Algérie

Fouad, repose en paix


La très mauvaise nouvelle je l'ai reçue comme un coup de massue sur la tête, ce matin du mercredi 5 juin, deuxième jour de l'Aïd el-Fitr.Fouad est parti pour toujours, rejoignant d'autres collègues qui l'estimaient de par sa discrétion, sa gentillesse proverbiale, sa compréhension des journalistes de la rédaction qui ne le verront jamais passer sur eux sa mauvaise humeur et Dieu sait que confectionner le journal, tous les jours, est un combat exigent, permanent et parfois ardu et ingrat mais qu'une fois le bouclage terminé. Il avait l'écoute de personnes de grande expérience, lui la soixantaine à peine.
Cette liberté d'expression et d'opinion il la chérissait plus que tout, ce qui lui vaudra de subir les foudres du pouvoir. Le Soir d'Algérie n'a-t-il pas fait l'objet de pressions multiformes, de censure (comme l'interdiction de paraître), de pressions financières (à travers le blocage de la publicité durant plus de deux années). Produit de la JFLN, ayant été partie prenante de l'hebdomadaire L'Unité ' Après un passage, dans les années 80, au ministère des Anciens Moudjahidine en tant que chargé de mission, sa trajectoire professionnelle le mènera au quotidien Horizons avec l'équipe regroupée autour de Maâmar Farah dont il était très proche. Pour s'être tenu à ses idées dans une ligne éditoriale sans complaisance, il défendra durant deux longues années Mohamed Benchicou, emprisonné à la prison d'El-Harrach pour son livre sur Bouteflika. Fouad était le dernier à quitter tard le soir, le journal. Il avait aussi cet engagement tranquille qui ne le faisait pas dévier de ses choix éditoriaux. Car, pour lui, il y a dans le champ politique ceux qui nous gouvernent et la presse qui doit veiller aux dépassements et dénoncer la corruption, sujet phare du mouvement populaire d'aujourd'hui, le Hirak en l'occurrence. Faut-il rappeler qu'à ses débuts à Horizons, il avait réalisé un entretien avec Ali Benhadj qui avait fait grand bruit.

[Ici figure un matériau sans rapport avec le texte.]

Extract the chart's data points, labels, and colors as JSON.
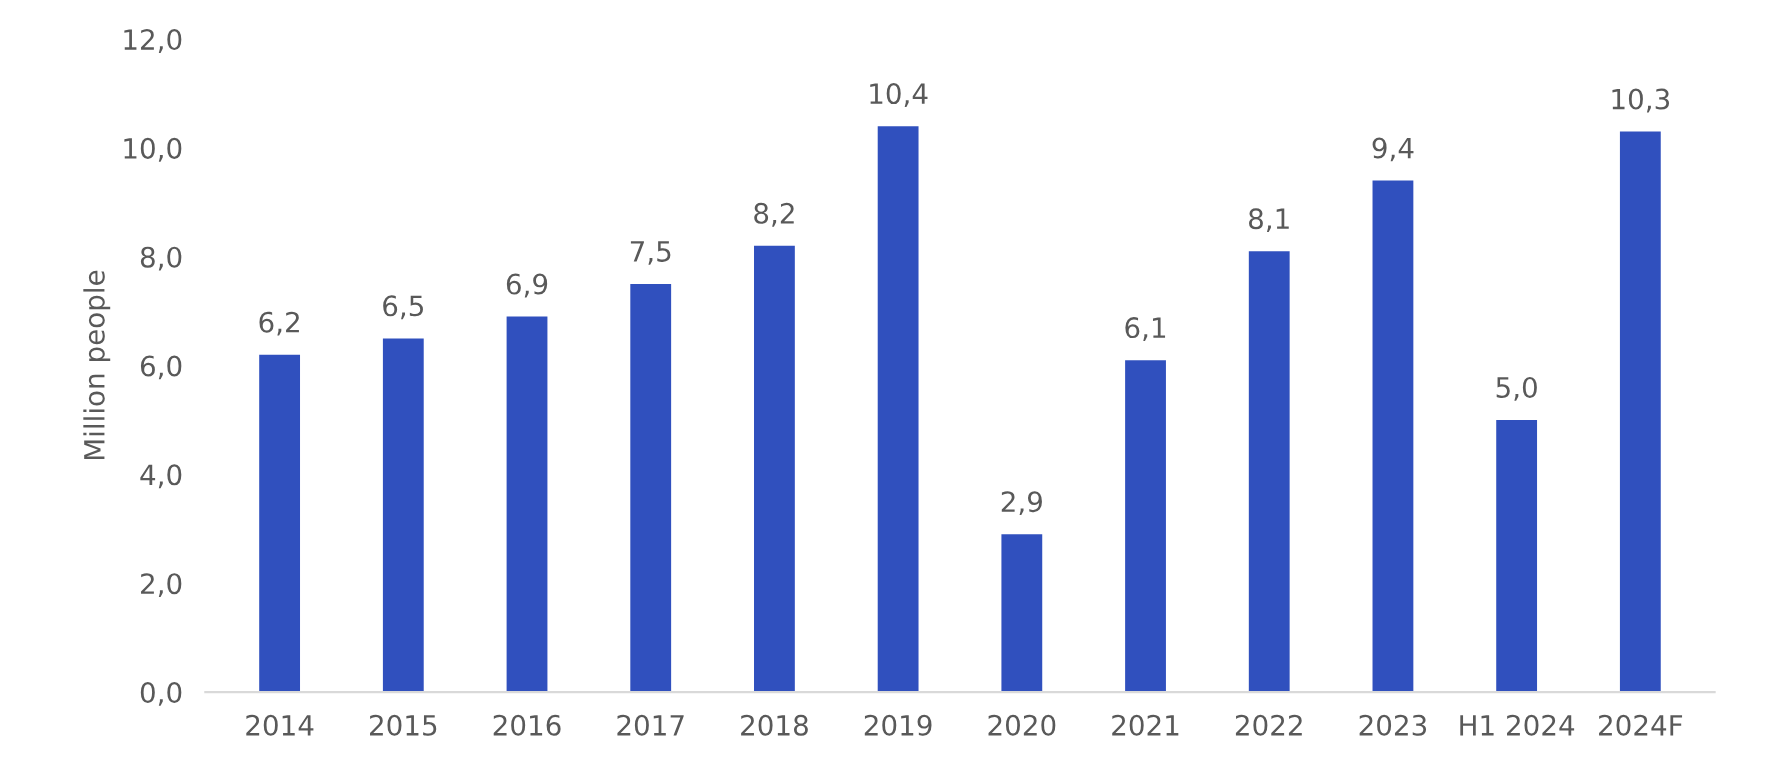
{
  "chart_data": {
    "type": "bar",
    "ylabel": "Million people",
    "categories": [
      "2014",
      "2015",
      "2016",
      "2017",
      "2018",
      "2019",
      "2020",
      "2021",
      "2022",
      "2023",
      "H1 2024",
      "2024F"
    ],
    "values": [
      6.2,
      6.5,
      6.9,
      7.5,
      8.2,
      10.4,
      2.9,
      6.1,
      8.1,
      9.4,
      5.0,
      10.3
    ],
    "value_labels": [
      "6,2",
      "6,5",
      "6,9",
      "7,5",
      "8,2",
      "10,4",
      "2,9",
      "6,1",
      "8,1",
      "9,4",
      "5,0",
      "10,3"
    ],
    "color": "#3050be",
    "ylim": [
      0,
      12
    ],
    "yticks": [
      {
        "value": 0,
        "label": "0,0"
      },
      {
        "value": 2,
        "label": "2,0"
      },
      {
        "value": 4,
        "label": "4,0"
      },
      {
        "value": 6,
        "label": "6,0"
      },
      {
        "value": 8,
        "label": "8,0"
      },
      {
        "value": 10,
        "label": "10,0"
      },
      {
        "value": 12,
        "label": "12,0"
      }
    ],
    "grid": false
  }
}
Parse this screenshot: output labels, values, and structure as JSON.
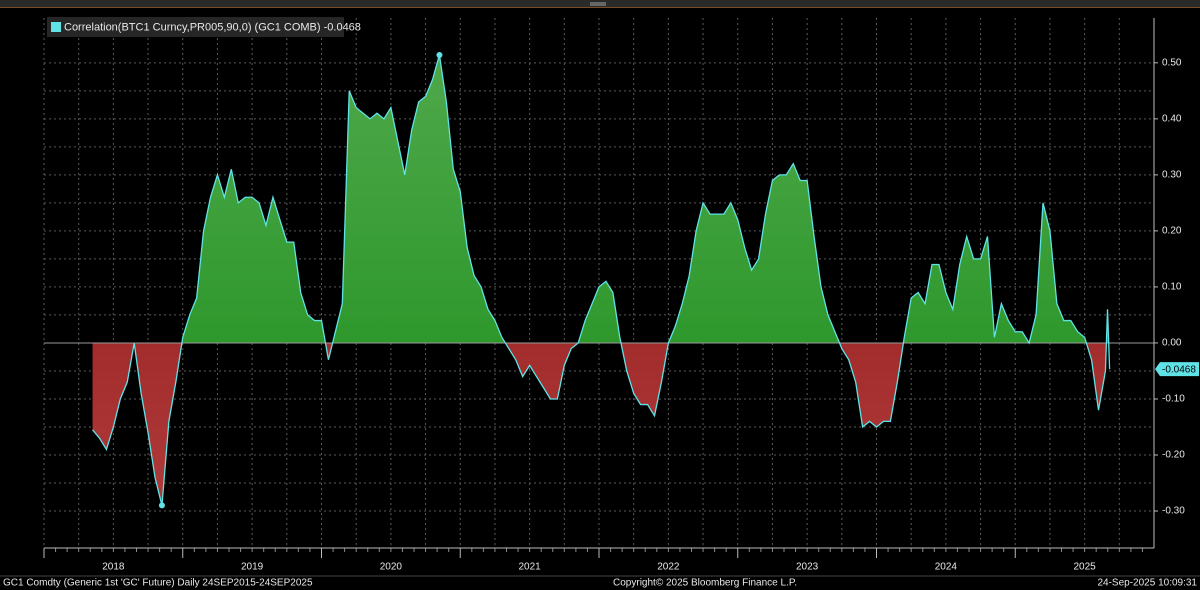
{
  "chart_data": {
    "type": "area",
    "legend_name": "Correlation(BTC1 Curncy,PR005,90,0) (GC1 COMB)",
    "footer_left": "GC1 Comdty (Generic 1st 'GC' Future)  Daily 24SEP2015-24SEP2025",
    "footer_center": "Copyright© 2025 Bloomberg Finance L.P.",
    "footer_right": "24-Sep-2025 10:09:31",
    "x": [
      2018.35,
      2018.4,
      2018.45,
      2018.5,
      2018.55,
      2018.6,
      2018.65,
      2018.7,
      2018.75,
      2018.8,
      2018.85,
      2018.9,
      2018.95,
      2019.0,
      2019.05,
      2019.1,
      2019.15,
      2019.2,
      2019.25,
      2019.3,
      2019.35,
      2019.4,
      2019.45,
      2019.5,
      2019.55,
      2019.6,
      2019.65,
      2019.7,
      2019.75,
      2019.8,
      2019.85,
      2019.9,
      2019.95,
      2020.0,
      2020.05,
      2020.1,
      2020.15,
      2020.2,
      2020.25,
      2020.3,
      2020.35,
      2020.4,
      2020.45,
      2020.5,
      2020.55,
      2020.6,
      2020.65,
      2020.7,
      2020.75,
      2020.8,
      2020.85,
      2020.9,
      2020.95,
      2021.0,
      2021.05,
      2021.1,
      2021.15,
      2021.2,
      2021.25,
      2021.3,
      2021.35,
      2021.4,
      2021.45,
      2021.5,
      2021.55,
      2021.6,
      2021.65,
      2021.7,
      2021.75,
      2021.8,
      2021.85,
      2021.9,
      2021.95,
      2022.0,
      2022.05,
      2022.1,
      2022.15,
      2022.2,
      2022.25,
      2022.3,
      2022.35,
      2022.4,
      2022.45,
      2022.5,
      2022.55,
      2022.6,
      2022.65,
      2022.7,
      2022.75,
      2022.8,
      2022.85,
      2022.9,
      2022.95,
      2023.0,
      2023.05,
      2023.1,
      2023.15,
      2023.2,
      2023.25,
      2023.3,
      2023.35,
      2023.4,
      2023.45,
      2023.5,
      2023.55,
      2023.6,
      2023.65,
      2023.7,
      2023.75,
      2023.8,
      2023.85,
      2023.9,
      2023.95,
      2024.0,
      2024.05,
      2024.1,
      2024.15,
      2024.2,
      2024.25,
      2024.3,
      2024.35,
      2024.4,
      2024.45,
      2024.5,
      2024.55,
      2024.6,
      2024.65,
      2024.7,
      2024.75,
      2024.8,
      2024.85,
      2024.9,
      2024.95,
      2025.0,
      2025.05,
      2025.1,
      2025.15,
      2025.2,
      2025.25,
      2025.3,
      2025.35,
      2025.4,
      2025.45,
      2025.5,
      2025.55,
      2025.6,
      2025.65,
      2025.665,
      2025.68
    ],
    "series": [
      {
        "name": "Correlation(BTC1 Curncy,PR005,90,0) (GC1 COMB)",
        "color": "#5fe3e6",
        "values": [
          -0.155,
          -0.17,
          -0.19,
          -0.15,
          -0.1,
          -0.07,
          0.0,
          -0.09,
          -0.16,
          -0.24,
          -0.29,
          -0.14,
          -0.07,
          0.01,
          0.05,
          0.08,
          0.2,
          0.26,
          0.3,
          0.26,
          0.31,
          0.25,
          0.26,
          0.26,
          0.25,
          0.21,
          0.26,
          0.22,
          0.18,
          0.18,
          0.09,
          0.05,
          0.04,
          0.04,
          -0.03,
          0.02,
          0.07,
          0.45,
          0.42,
          0.41,
          0.4,
          0.41,
          0.4,
          0.42,
          0.36,
          0.3,
          0.38,
          0.43,
          0.44,
          0.47,
          0.514,
          0.43,
          0.31,
          0.27,
          0.17,
          0.12,
          0.1,
          0.06,
          0.04,
          0.01,
          -0.01,
          -0.03,
          -0.06,
          -0.04,
          -0.06,
          -0.08,
          -0.1,
          -0.1,
          -0.04,
          -0.01,
          0.0,
          0.04,
          0.07,
          0.1,
          0.11,
          0.09,
          0.01,
          -0.05,
          -0.09,
          -0.11,
          -0.11,
          -0.13,
          -0.07,
          0.0,
          0.03,
          0.07,
          0.12,
          0.2,
          0.25,
          0.23,
          0.23,
          0.23,
          0.25,
          0.22,
          0.17,
          0.13,
          0.15,
          0.23,
          0.29,
          0.3,
          0.3,
          0.32,
          0.29,
          0.29,
          0.19,
          0.1,
          0.05,
          0.02,
          -0.01,
          -0.03,
          -0.07,
          -0.15,
          -0.14,
          -0.15,
          -0.14,
          -0.14,
          -0.07,
          0.01,
          0.08,
          0.09,
          0.07,
          0.14,
          0.14,
          0.09,
          0.06,
          0.14,
          0.19,
          0.15,
          0.15,
          0.19,
          0.01,
          0.07,
          0.04,
          0.02,
          0.02,
          0.0,
          0.05,
          0.25,
          0.2,
          0.07,
          0.04,
          0.04,
          0.02,
          0.01,
          -0.03,
          -0.12,
          -0.05,
          0.06,
          -0.0468
        ]
      }
    ],
    "positive_color": "#1c8f1c",
    "negative_color": "#8a1414",
    "xlim": [
      2018,
      2026
    ],
    "xticks": [
      2018,
      2019,
      2020,
      2021,
      2022,
      2023,
      2024,
      2025
    ],
    "ylim": [
      -0.366,
      0.58
    ],
    "yticks": [
      {
        "value": -0.3,
        "label": "-0.30"
      },
      {
        "value": -0.2,
        "label": "-0.20"
      },
      {
        "value": -0.1,
        "label": "-0.10"
      },
      {
        "value": 0,
        "label": "0.00"
      },
      {
        "value": 0.1,
        "label": "0.10"
      },
      {
        "value": 0.2,
        "label": "0.20"
      },
      {
        "value": 0.3,
        "label": "0.30"
      },
      {
        "value": 0.4,
        "label": "0.40"
      },
      {
        "value": 0.5,
        "label": "0.50"
      }
    ],
    "grid": true
  }
}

Fouad nous quitte à 65 ans, dans la force de l'âge, dans la plénitude de ses moyens intellectuels et professionnels qui aurait énormément servi les nouvelles générations de journalistes. Fouad était très peiné de la disparition de son ami Abderrahmane Mahmoudi, fondateur des quotidiens Les Débats, Le Jour d'Algérie à 54 ans, le 15 février 2007.
La faucheuse ne désarme pas : récemment, c'est Youcef Bettache qui rejoindra sa dernière demeure après Mohamed Bedrina, fondateur du Soir d'Algérie, Abdelkrim Benchicou. Il est sûr que ta disparition pour un monde meilleur sera difficile à combler? à oublier. Repose en paix, cher ami.